XIV
Nach einigen Tagen kam der Direktor wieder als Soldat und hatte einen Herrn bei sich, dem Dauphin auf den ersten Blick ansah, daß er ein gildiger Zirkusmann sei. Er gab Dauphin gleich vertraut ein Stück Zucker, was diesem durchaus nicht schmecken wollte. Und am Abend nahm der neue Direktor Dauphin mit sich in die Eisenbahn, und sie fuhren eine Nacht und einen Tag lang durch unbekannte Gegenden nach Berlin.
Wie sie da aus dem Bahnhof heraustreten, auf die Friedrichstraße, schieben sich viele Schwadronen kleiner, magerer Pferdchen, endlos wie die Friedrichstraße, zwischen gaffenden, jubelnden Menschenmassen hin. Sie ziehen schwere und leichte Kanonen und sind vollauf gerüstet, wie einst Wallenstein gerüstet war.
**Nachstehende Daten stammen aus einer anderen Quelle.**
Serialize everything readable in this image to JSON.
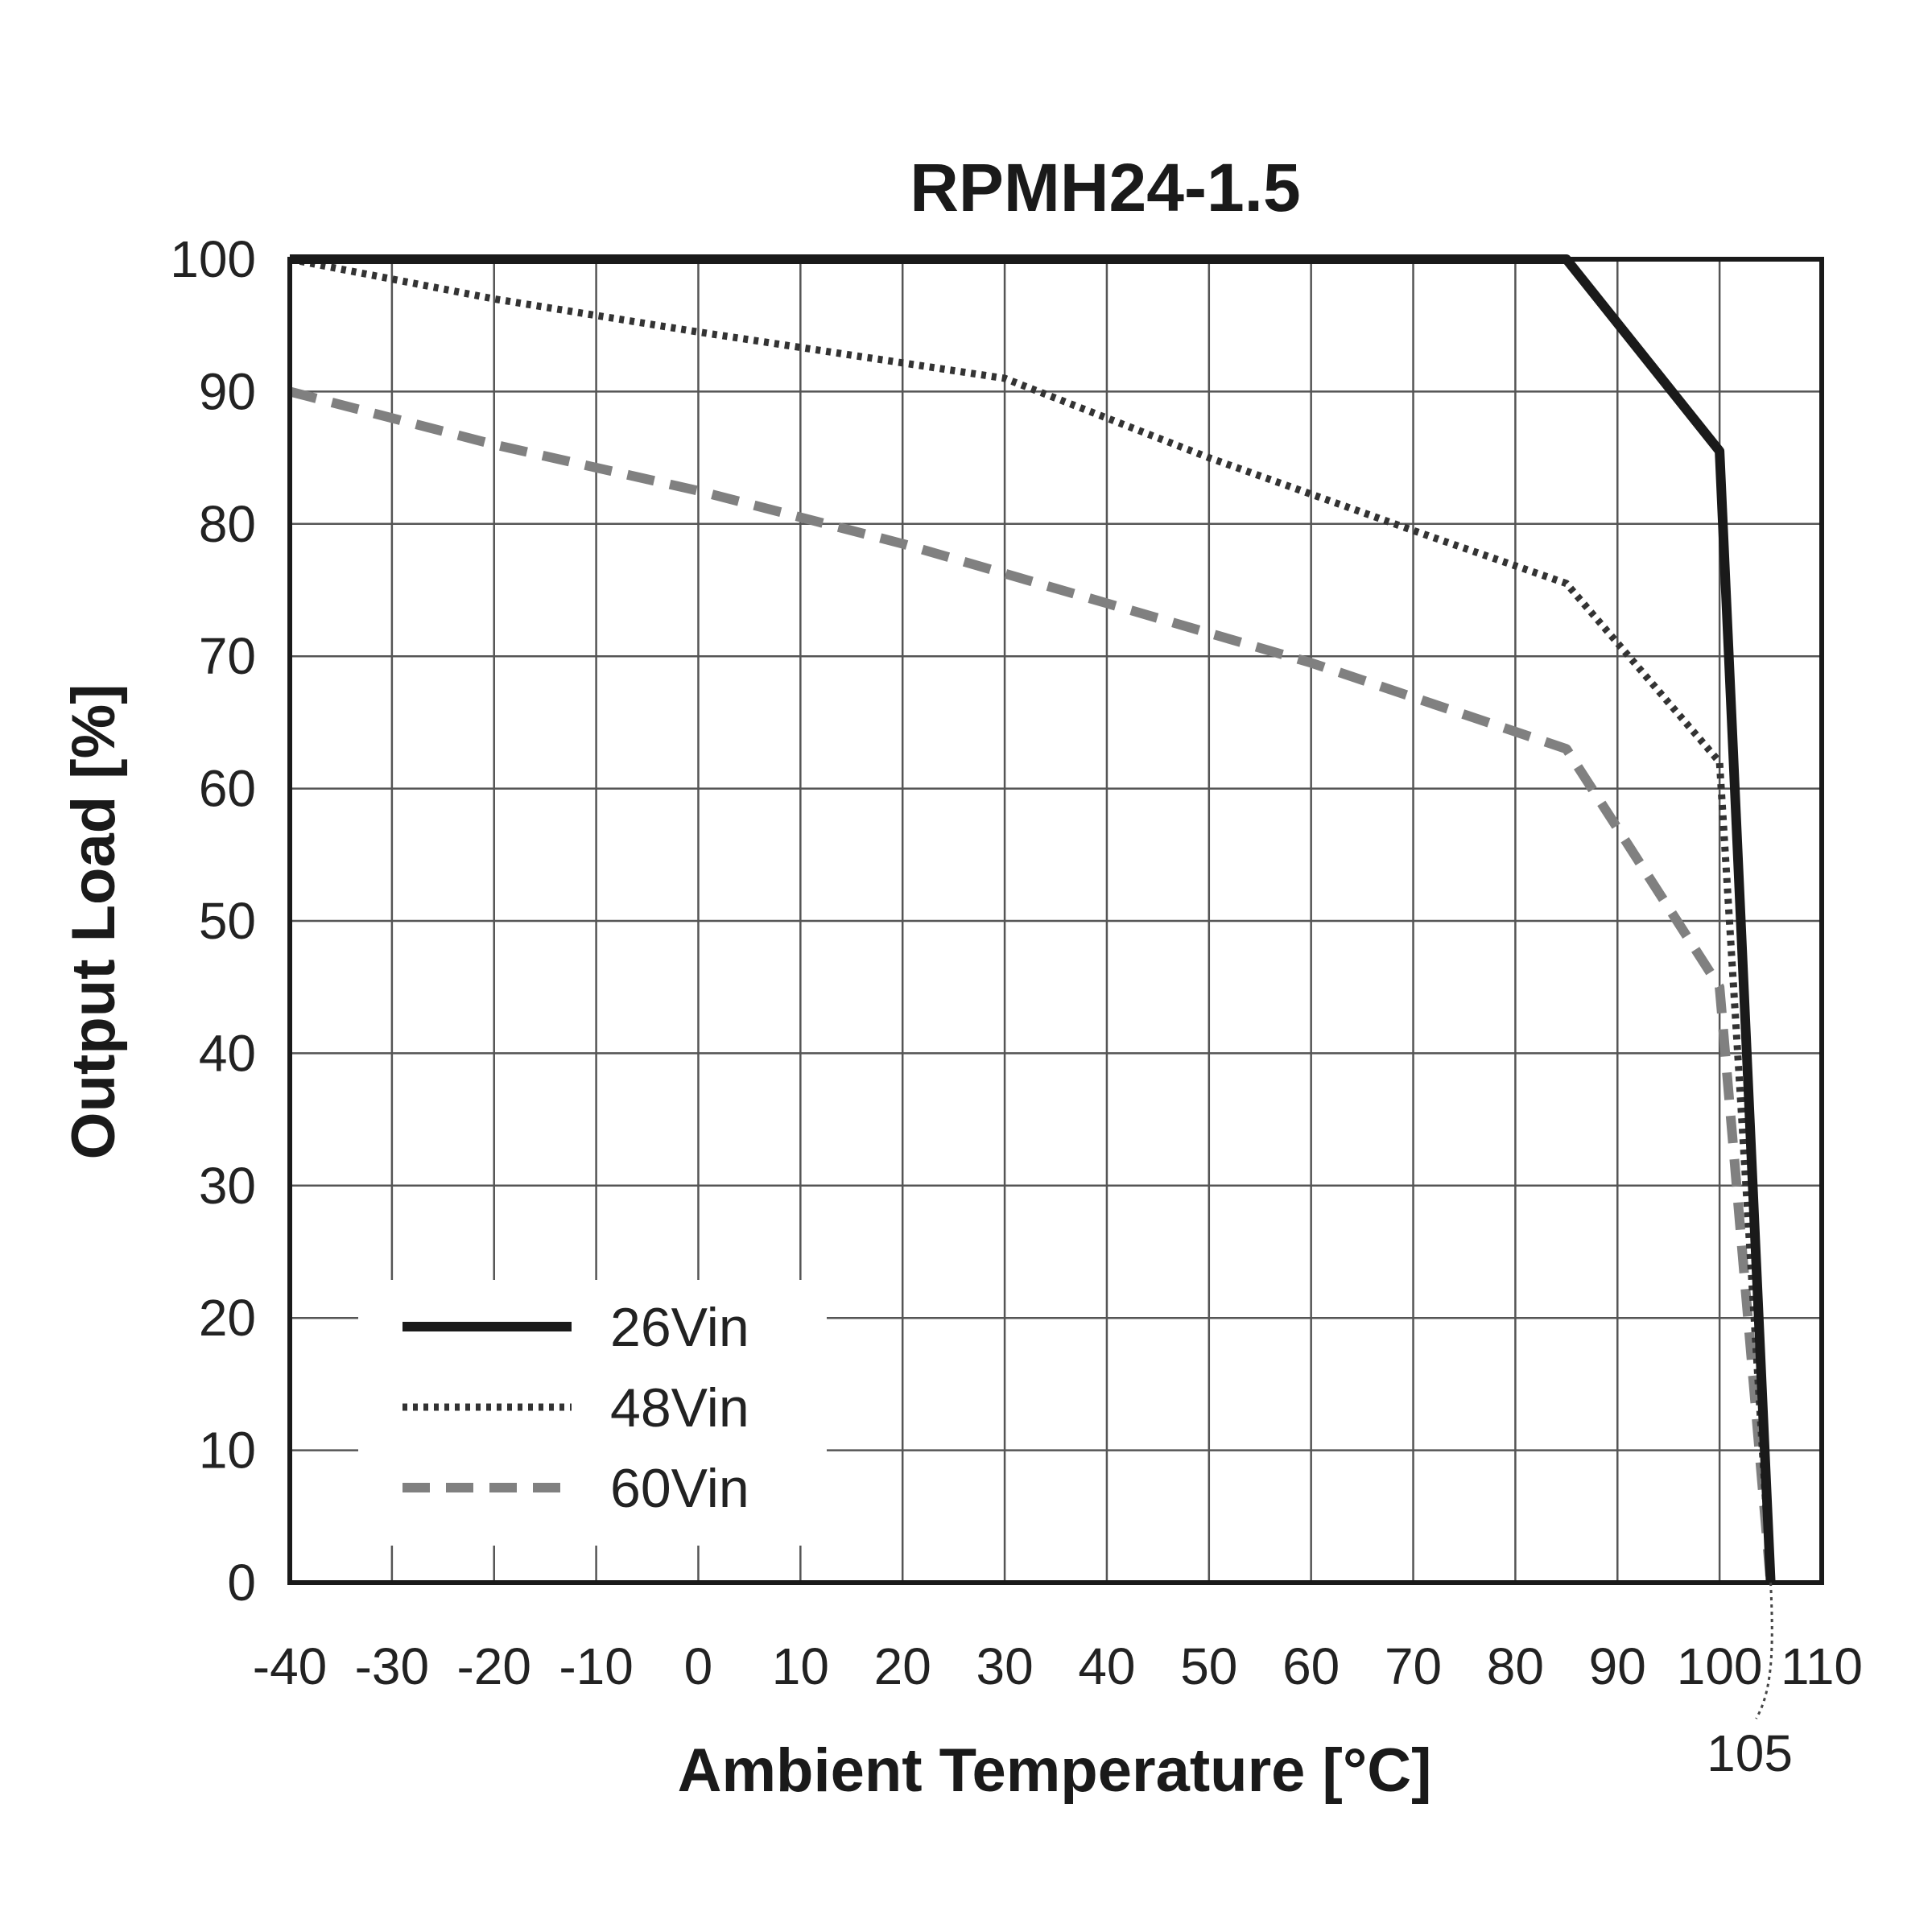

Keinem dieser Gäulchen stand Dauphin an Muskelkraft nach! Dauphin riß an seinem Zügel und wollte seinem schmeichlerischen neuen Herrn entlaufen, wollte zu einem der Soldaten hinlaufen und wollte seinen fleißigen Brüdern ziehen helfen.
Dauphin schien etwas von der arbeitsreichen, uniformierten Zeit zu ahnen und widersetzte sich auf dem Weg, solange er Russenpferdchen sah, seinem Zirkusdirektor, so sehr er konnte. Dauphin verlor die ungeheure Masse der Pferde nicht mehr aus dem Herzen, und noch in der Nacht zogen sie, sichtbar seinen Augen, von Soldaten geführt, an ihm vorüber.
Andern Tages begann wieder die Dressur; er sollte umlernen, Neues lernen wie in seiner Jugend und hatte keinen Sinn dafür, sehnte sich irgendwohin nach den Sielen und sah dauernd die Masse seiner gerüsteten Brüder.
Qualvoll waren die ersten Tage bis zur Generalprobe, morgens um zehn Uhr.
Dauphin steht, mit feldgrau überzogenem Helm auf dem Kopf und mit feldgrauem Soldatenrock, der am Hals zusammengeknöpft ist, umhangen, mit einem Tornister auf dem Rücken und einem langen Schleifsäbel zur Seite hinterm Vorhang und sieht mit dem linken Auge in die Arena hinüber, wo ein feldgrauer Soldat sitzt, der den Arm in einer weißen Binde trägt. Hinten am großen Spiegel steht eine Dame und zupft ihr steiffaltiges, weitgespreiztes Akrobatenröcklein zurecht. Dauphin schämt sich ordentlich seines Gewandes und sieht erhöht hinter dem Soldaten mit der Armbinde einen zweiten Feldgrauen sitzen, der vor dem einen Auge ein schwarzes Läppchen hat.
„Dauphin!” ruft der Direktor, und Dauphin stößt mit dem Maul den Vorhang auseinander und tritt hinaus in die Arena.
Herrjeh! Was sieht er da? Ringsum sind alle Plätze mit Soldaten besetzt, einer geht an einer Krücke hinter der Manege hin und sucht seinen Platz, einer sitzt im Fahrstuhl am Eingang, links und rechts vom Eingang sind alle Plätze besetzt mit Männern in langen, weiß und blau gestreiften Kitteln. Soldaten, Soldaten, ringsum Soldaten!